Le premier vainqueur, Gilbert Grangier de Troitorrents, a rejoint l’arrivée en 1 heure et 9 minutes. Il sera le vainqueur des cinq premières éditions d’une course dont le départ est donné sur le pont de Fionnay à 1490 mètres et dont l’arrivée est jugée à Panossière (2645 m) et qui est d’une longueur de 7,3 km pour un dénivelé de 1180 m.
Le pari fou lancé en 1965 par cette poignée de copains a donc été relevé.
A cette époque, il n’y avait ni dixièmes, ni centièmes, simplement une bonne montre suisse suffisait à classer les participants qui trouvaient que cette méthode reflétait assez l’esprit de cette course particulière et unique à l’époque.
On ne courait pas pour gagner de l’argent, on ne courait pas pour poursuivre un ballon ou rattraper un bus, on courait pour se mesurer à soi même.

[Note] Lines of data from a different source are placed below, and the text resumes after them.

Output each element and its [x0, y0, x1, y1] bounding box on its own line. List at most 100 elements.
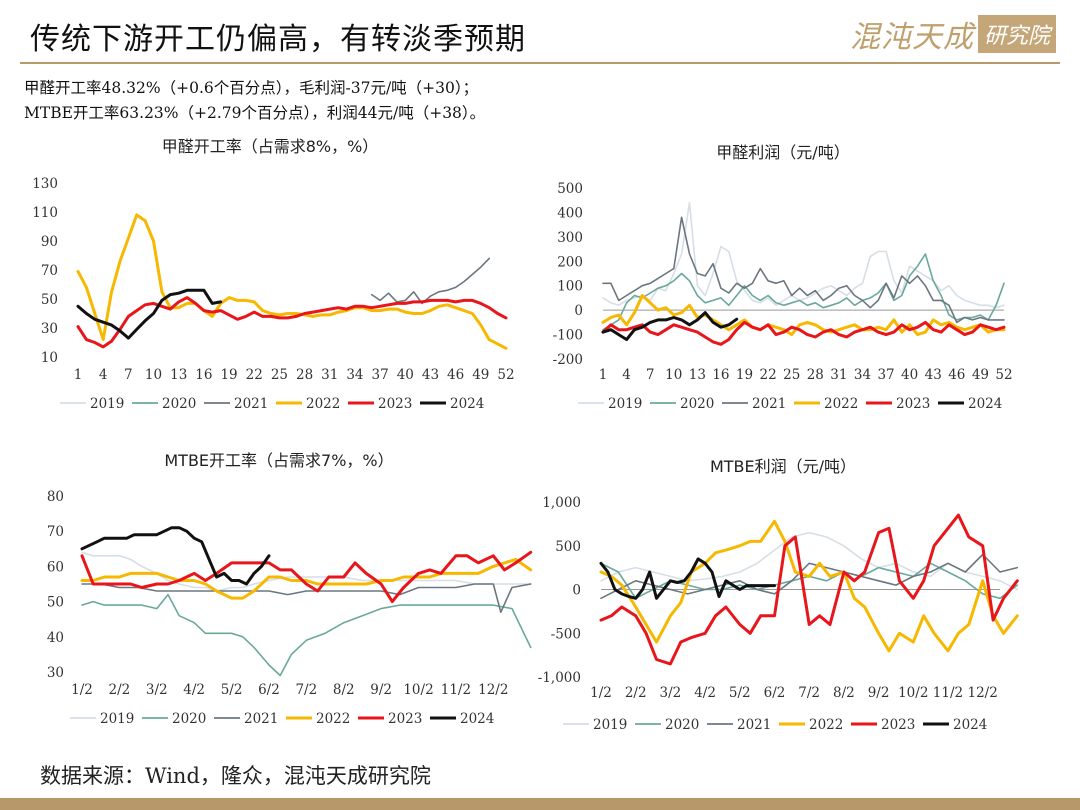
legend-label-2021: 2021 — [244, 711, 278, 727]
series-line-2024 — [76, 288, 223, 340]
legend-label-2024: 2024 — [460, 711, 494, 727]
x-tick-label: 10 — [665, 367, 682, 383]
y-tick-label: 70 — [41, 263, 58, 279]
x-tick-label: 28 — [807, 367, 824, 383]
series-line-2024 — [599, 557, 776, 600]
x-tick-label: 49 — [972, 367, 989, 383]
x-tick-label: 19 — [736, 367, 753, 383]
x-tick-label: 46 — [948, 367, 965, 383]
y-tick-label: 500 — [557, 181, 583, 197]
legend-label-2020: 2020 — [665, 717, 699, 733]
y-tick-label: 80 — [47, 489, 64, 505]
legend-label-2021: 2021 — [737, 717, 771, 733]
brand-text: 混沌天成 — [849, 20, 974, 55]
y-tick-label: 100 — [557, 279, 583, 295]
x-tick-label: 3/2 — [660, 685, 682, 701]
y-tick-label: 0 — [574, 303, 583, 319]
x-tick-label: 13 — [170, 367, 187, 383]
y-tick-label: 0 — [572, 583, 581, 599]
y-tick-label: 110 — [32, 205, 58, 221]
legend-label-2019: 2019 — [100, 711, 134, 727]
x-tick-label: 31 — [321, 367, 338, 383]
y-tick-label: 10 — [41, 350, 58, 366]
x-tick-label: 4/2 — [183, 682, 205, 698]
y-tick-label: 1,000 — [542, 495, 581, 511]
legend-label-2023: 2023 — [388, 711, 422, 727]
legend-label-2020: 2020 — [680, 396, 714, 412]
y-tick-label: 300 — [557, 230, 583, 246]
legend-label-2022: 2022 — [809, 717, 843, 733]
brand-logo: 混沌天成 研究院 — [850, 12, 1056, 56]
bottom-bar — [0, 798, 1080, 810]
x-tick-label: 5/2 — [729, 685, 751, 701]
x-tick-label: 13 — [689, 367, 706, 383]
x-tick-label: 52 — [995, 367, 1012, 383]
x-tick-label: 25 — [783, 367, 800, 383]
x-tick-label: 37 — [877, 367, 894, 383]
y-tick-label: 50 — [47, 595, 64, 611]
series-line-2023 — [76, 296, 508, 349]
y-tick-label: -100 — [553, 328, 583, 344]
x-tick-label: 7/2 — [295, 682, 317, 698]
series-line-2022 — [601, 294, 1006, 337]
chart-title: MTBE开工率（占需求7%，%） — [164, 451, 393, 470]
x-tick-label: 34 — [346, 367, 363, 383]
x-tick-label: 40 — [397, 367, 414, 383]
x-tick-label: 4 — [99, 367, 108, 383]
legend-label-2020: 2020 — [172, 711, 206, 727]
x-tick-label: 12/2 — [478, 682, 508, 698]
legend-label-2021: 2021 — [234, 396, 268, 412]
series-line-2021 — [370, 257, 491, 305]
legend-label-2022: 2022 — [824, 396, 858, 412]
y-tick-label: 60 — [47, 559, 64, 575]
x-tick-label: 22 — [246, 367, 263, 383]
summary-line-2: MTBE开工率63.23%（+2.79个百分点），利润44元/吨（+38）。 — [24, 104, 486, 122]
x-tick-label: 7 — [646, 367, 655, 383]
x-tick-label: 43 — [925, 367, 942, 383]
y-tick-label: 400 — [557, 205, 583, 221]
legend-label-2022: 2022 — [316, 711, 350, 727]
x-tick-label: 8/2 — [833, 685, 855, 701]
legend-label-2021: 2021 — [752, 396, 786, 412]
x-tick-label: 49 — [472, 367, 489, 383]
series-line-2021 — [600, 553, 1019, 600]
summary-line-1: 甲醛开工率48.32%（+0.6个百分点），毛利润-37元/吨（+30）； — [24, 79, 479, 97]
series-line-2022 — [599, 519, 1019, 653]
x-tick-label: 2/2 — [109, 682, 131, 698]
x-tick-label: 6/2 — [258, 682, 280, 698]
series-line-2019 — [600, 531, 1019, 591]
chart-title: 甲醛开工率（占需求8%，%） — [162, 137, 379, 156]
x-tick-label: 9/2 — [370, 682, 392, 698]
x-tick-label: 19 — [220, 367, 237, 383]
series-line-2024 — [80, 526, 271, 586]
x-tick-label: 12/2 — [967, 685, 997, 701]
x-tick-label: 4/2 — [694, 685, 716, 701]
x-tick-label: 43 — [422, 367, 439, 383]
x-tick-label: 37 — [372, 367, 389, 383]
y-tick-label: -500 — [551, 626, 581, 642]
legend-label-2019: 2019 — [608, 396, 642, 412]
legend-label-2024: 2024 — [968, 396, 1002, 412]
series-line-2020 — [600, 562, 1019, 600]
legend-label-2023: 2023 — [881, 717, 915, 733]
series-line-2023 — [599, 513, 1019, 666]
series-line-2020 — [81, 593, 532, 677]
x-tick-label: 28 — [296, 367, 313, 383]
x-tick-label: 40 — [901, 367, 918, 383]
x-tick-label: 11/2 — [933, 685, 963, 701]
series-line-2019 — [602, 201, 1005, 309]
legend-label-2019: 2019 — [593, 717, 627, 733]
legend-label-2023: 2023 — [378, 396, 412, 412]
x-tick-label: 52 — [497, 367, 514, 383]
x-tick-label: 22 — [760, 367, 777, 383]
y-tick-label: 40 — [47, 630, 64, 646]
x-tick-label: 25 — [271, 367, 288, 383]
x-tick-label: 10/2 — [403, 682, 433, 698]
summary: 甲醛开工率48.32%（+0.6个百分点），毛利润-37元/吨（+30）； MT… — [24, 76, 485, 126]
y-tick-label: 30 — [47, 665, 64, 681]
legend-label-2024: 2024 — [953, 717, 987, 733]
x-tick-label: 7/2 — [798, 685, 820, 701]
series-line-2023 — [80, 550, 533, 604]
y-tick-label: 200 — [557, 254, 583, 270]
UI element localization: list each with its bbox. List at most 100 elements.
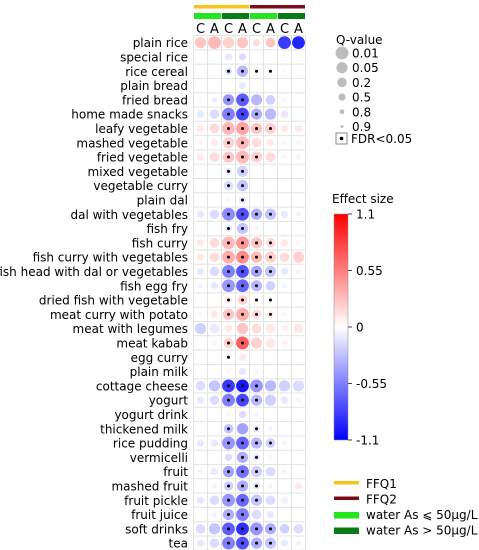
heatmap-cell <box>264 394 277 406</box>
heatmap-cell <box>199 412 202 416</box>
heatmap-cell <box>196 267 205 276</box>
heatmap-cell <box>250 94 263 106</box>
heatmap-cell <box>194 323 207 335</box>
heatmap-cell <box>212 483 217 489</box>
heatmap-cell <box>283 455 286 459</box>
heatmap-cell <box>213 84 216 88</box>
heatmap-cell <box>196 396 205 404</box>
heatmap-cell <box>227 198 230 202</box>
column-label: C <box>224 22 233 37</box>
heatmap-cell <box>283 198 286 202</box>
heatmap-cell <box>297 298 300 302</box>
heatmap-cell <box>280 496 289 504</box>
fdr-marker <box>255 527 258 531</box>
heatmap-cell <box>265 338 276 348</box>
heatmap-cell <box>292 36 305 50</box>
heatmap-cell <box>196 539 205 547</box>
fdr-marker <box>269 212 272 216</box>
heatmap-cell <box>297 470 300 474</box>
heatmap-cell <box>210 439 219 447</box>
heatmap-cell <box>268 483 273 489</box>
fdr-marker <box>241 470 244 474</box>
fdr-marker <box>227 69 230 73</box>
heatmap-cell <box>198 283 203 289</box>
qvalue-legend-title: Q-value <box>336 33 383 47</box>
qvalue-legend-label: 0.5 <box>352 91 371 105</box>
row-label: rice pudding <box>113 437 188 451</box>
water-group-bar <box>222 13 249 19</box>
heatmap-cell <box>250 337 263 349</box>
row-label: mixed vegetable <box>88 165 188 179</box>
heatmap-cell <box>296 154 301 160</box>
fdr-marker <box>227 126 230 130</box>
heatmap-cells <box>194 36 305 550</box>
heatmap-cell <box>282 140 287 146</box>
heatmap-cell <box>255 169 258 173</box>
fdr-marker <box>241 169 244 173</box>
column-label: C <box>252 22 261 37</box>
fdr-marker <box>241 141 244 145</box>
heatmap-cell <box>297 412 300 416</box>
heatmap-cell <box>199 55 202 59</box>
fdr-marker <box>269 312 272 316</box>
column-label: C <box>280 22 289 37</box>
heatmap-cell <box>280 396 289 404</box>
fdr-marker <box>255 455 258 459</box>
fdr-marker <box>255 298 258 302</box>
column-label: A <box>266 22 275 37</box>
heatmap-cell <box>297 184 300 188</box>
fdr-marker <box>227 484 230 488</box>
heatmap-cell <box>282 440 287 446</box>
fdr-marker <box>241 513 244 517</box>
heatmap-cell <box>255 55 258 59</box>
heatmap-cell <box>278 36 291 50</box>
heatmap-cell <box>280 110 289 118</box>
ffq-group-bar <box>250 5 305 9</box>
heatmap-cell <box>269 227 272 231</box>
fdr-marker <box>255 212 258 216</box>
fdr-marker <box>227 298 230 302</box>
heatmap-cell <box>209 109 220 119</box>
heatmap-cell <box>213 198 216 202</box>
fdr-marker <box>227 255 230 259</box>
heatmap-cell <box>269 55 272 59</box>
heatmap-cell <box>296 540 301 546</box>
heatmap-cell <box>283 169 286 173</box>
fdr-marker <box>241 312 244 316</box>
heatmap-cell <box>198 469 203 475</box>
column-group-bars <box>194 5 305 19</box>
row-label: soft drinks <box>125 522 188 536</box>
heatmap-cell <box>222 37 235 49</box>
row-label: vermicelli <box>130 451 188 465</box>
fdr-marker <box>255 112 258 116</box>
ffq-group-bar <box>194 5 249 9</box>
heatmap-cell <box>208 380 221 392</box>
fdr-marker <box>255 498 258 502</box>
fdr-marker <box>227 470 230 474</box>
heatmap-cell <box>238 81 247 90</box>
fdr-marker <box>227 541 230 545</box>
heatmap-cell <box>292 380 305 392</box>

Aujourd’hui rien n’a vraiment changé

La montre suisse a évoluée.
La machine à écrire s’est informatisée.
L’heure est devenue des minutes (52’ 56’’ détenu par Norbert Moulin en 1985)
Les juniors sont devenus vétérans, mais comme disait un coureur bien connu «La course ne donne pas des années (supplémentaires), à notre vie, mais de la vie à nos années ».
Ils furent 36 au départ du 1er Trophée des Combins et aujourd’hui plus de 450 coureurs y viennent découvrir ce coin de paradis.

L’esprit est toujours resté le même, on court pour se mesurer à soi même, pour voir ce dont on est capable, ce qui demande une certaine volonté assaisonnée d’un parfum de spiritualité pour celui qui est sensible à ce paradis autant sauvage que grandiose.

Sachez, cher initiateurs, que le ski-club Grand-Combin est fier d’avoir repris le flambeau de conserver l’essentiel de cet esprit de simplicité et de camaraderie qui a présidé à la création de cette merveilleuse course.